Make sure the users have a local logon for their system (Right click Computer > Manage > Local Users and Groups > Users!
It's actually going to be a little more complicated than that.

One of the biggest advantages of using Active Directory is a single account is used to access all resources on the network.  In a workgroup environment, that's not the case.

Each computer has a SAM (Security Accounts Manager) database which stores the accounts for that computer.  If not joined to a domain, the computer only uses its own SAM database for authentication - it doesn't have access to any other computer's database.

If a user on one computer tries to connect to a resource on a different computer, the source computer passes the user's credentials to the destination computer.  Since the destination computer can only see its own SAM database, it checks that to see if that user exists in its database and if it does, whether or not that user has access to the particular resource.

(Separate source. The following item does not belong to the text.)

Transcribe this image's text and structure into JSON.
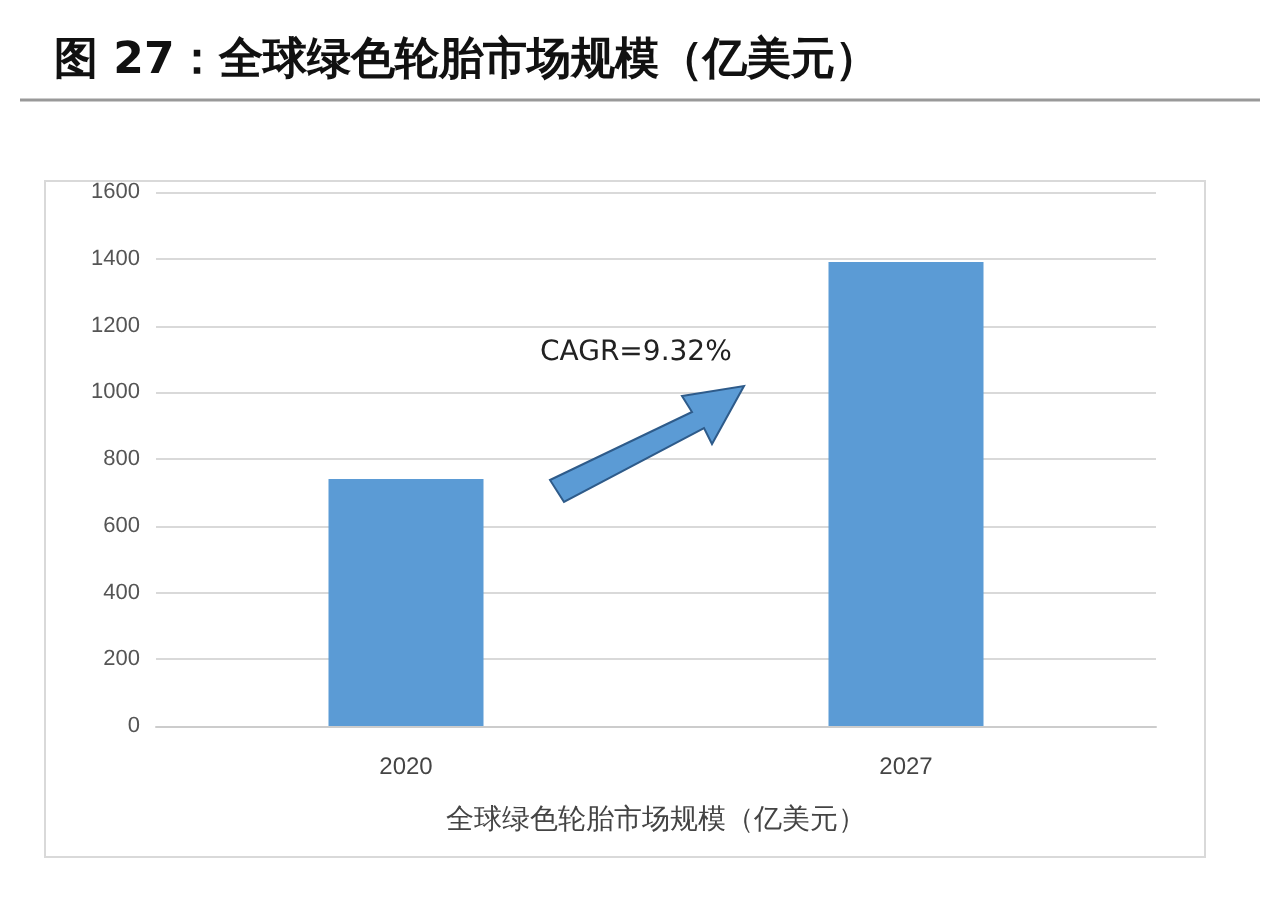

The end result is that for a user to access the resources on a different computer, that user must have an account on that other computer and the user name and password must match exactly.  If the password for that user expires on any of the computers, the user will no longer be able to access those resources because the logon will fail.

So, you've got three users... you'll need to set up user accounts for each user on each computer.  This means you're managing nine logons, not three.  And if you set a password expiration policy (which you should), each user will have to reset their password on all three computers at the same time when their password expires.


One workaround people use is to just have blank passwords for each user.  Not only is this a horrible idea for security reasons, but in later versions of Windows, you're no longer allowed to do this.

If you're accessing shared printers from the server, you'll need to either configure local ports on each computer or set up one of those computers in the workgroup to act as the print server.

Since you're using QuickBooks, you'll need to designate one of the workgroup computers as the QB server for multi-user hosting and make sure the database manager is installed there and the company files are shared.

Honestly, if the server is running fine, then leave it in place.  If this were a new customer of yours who had three users, recommending a server would be overkill.  But, if the server's already there, there's no need to remove it (unless the hardware's failing, or whatever).